American Firms Increasingly Negative Toward Business in China
The Lede: U.S. companies are expressing increasing negativity about doing business in China as the political rivalry between the two countries has strained economic relations, according to a new report from the American Chamber of Commerce in China.
What We Know:
- The American Chamber of Commerce in the People's Republic of China released their latest annual survey of its more than 900 members including some of the most successful companies such as Nike, Intel, Pfizer and Coca-Cola. For the first time it shows that more than half, 55%, no longer regard China as a top-three investment priority where they should spend money to grow their business.
- The number who see the "uncertainty of bilateral relations" as a primary hurdle to doing business in China has risen to 66%, while the number who find that China has become less welcoming to foreign companies has grown to 49%.

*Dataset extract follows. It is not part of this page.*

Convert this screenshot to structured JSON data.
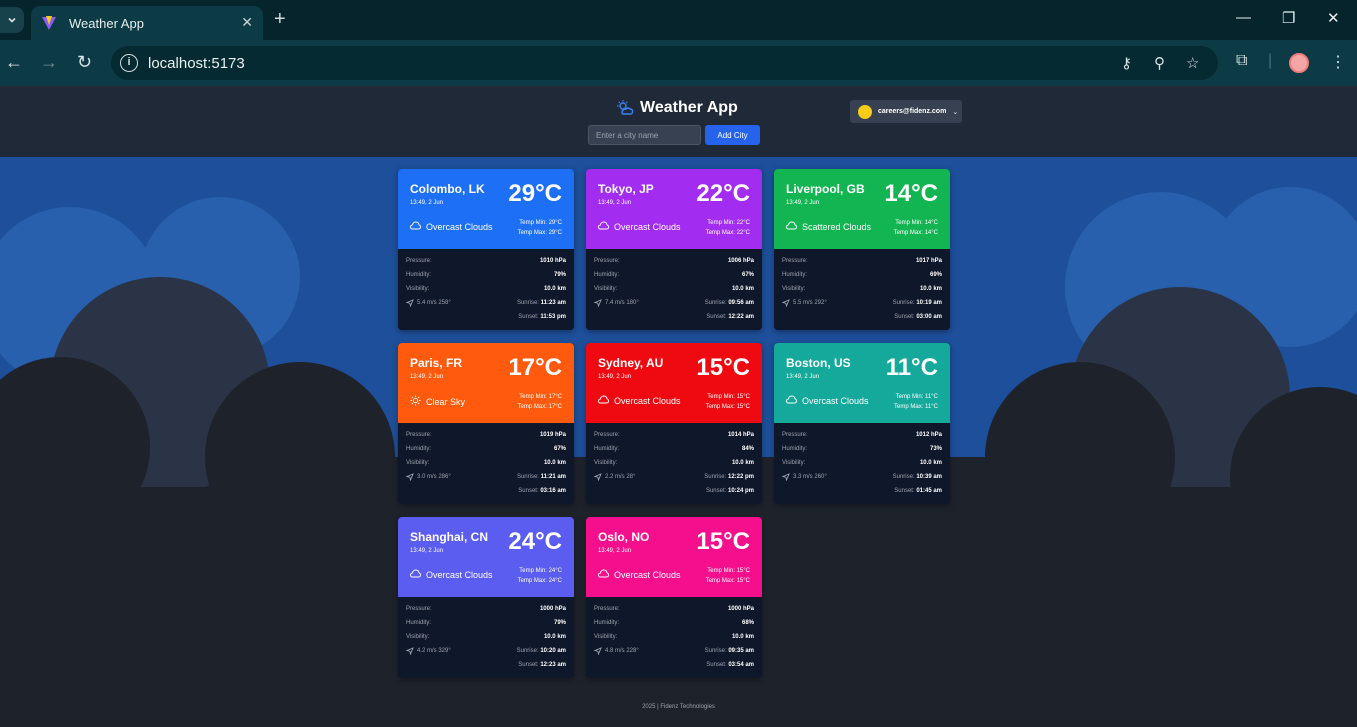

The Background: Five years ago, former U.S. President Donald Trump imposed tariffs on approximately $60 billion of Chinese goods as he ramped up his administration’s trade war over what were deemed unfair trade practices such as intellectual property theft and the fueling of a growing trade deficit. China retaliated with tariffs. In the intervening years, the U.S. and China have increasingly disagreed on a number of serious issues including the state of the Russian war in Ukraine, policies on COVID-19, the controversies over Taiwan, security concerns surrounding Tiktok, and the semiconductor industry. The years of economic strain have worsened business ties between the two countries, which account for 40% of world GDP.
Likely Outcomes:
- The deterioration of the U.S.-China relationship has led to a growing number of US companies aiming to move their supply chains outside of China. In the Indo-Pacific region, Southeast Asia and the Indian Sub-continent have seen increasing business ties and this trend will likely continue under this environment of tension. If tensions do not abate, the world economy will experience more volatility, uncertainty, and fragility. Aside from the effects on the U.S. and China, other countries in the world will have to adapt to the economic difficulties by reassessing their international trade ties, which would have to become more diversified or lean more into one side or the other.

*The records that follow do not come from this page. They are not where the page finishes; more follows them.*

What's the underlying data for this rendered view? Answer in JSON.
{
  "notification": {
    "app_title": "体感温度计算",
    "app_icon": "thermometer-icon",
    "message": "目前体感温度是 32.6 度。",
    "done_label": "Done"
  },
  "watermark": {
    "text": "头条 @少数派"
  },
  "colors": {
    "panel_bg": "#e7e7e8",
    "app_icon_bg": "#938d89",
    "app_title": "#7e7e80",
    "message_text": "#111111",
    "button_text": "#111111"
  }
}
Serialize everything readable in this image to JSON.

- Despite the difficulties facing U.S.-China relations, the numbers show trade between the two countries hit a record high of $690.6 billion last year. Barring open conflict between the two or a serious economic paradigm shift such as a currency or debt crisis, trade will likely remain high into the near future.
Quotables:
"The reality is that China does need a lot of products, especially technology products from the US, and the US does have a lot of companies that run their supply chains through China. This is important for the global economy because it's not just supply chains that these two countries are critical for. The tenor for global trade is set by the relationship between these two countries." – Eswar Prasad, professor of global trade policy at Cornell University and former head of the International Monetary Fund's China Division.
"I've made clear with President Xi that we seek competition, not conflict.I will make no apologies that we are investing to make America stronger. Investing in American innovation, in industries that will define the future, that China intends to be dominating." – Joe Biden, President of the United States of America
Good Reads:
2023 China Business Climate Survey Report (AmCham China)
US firms 'more negative' about doing business in China (BBC)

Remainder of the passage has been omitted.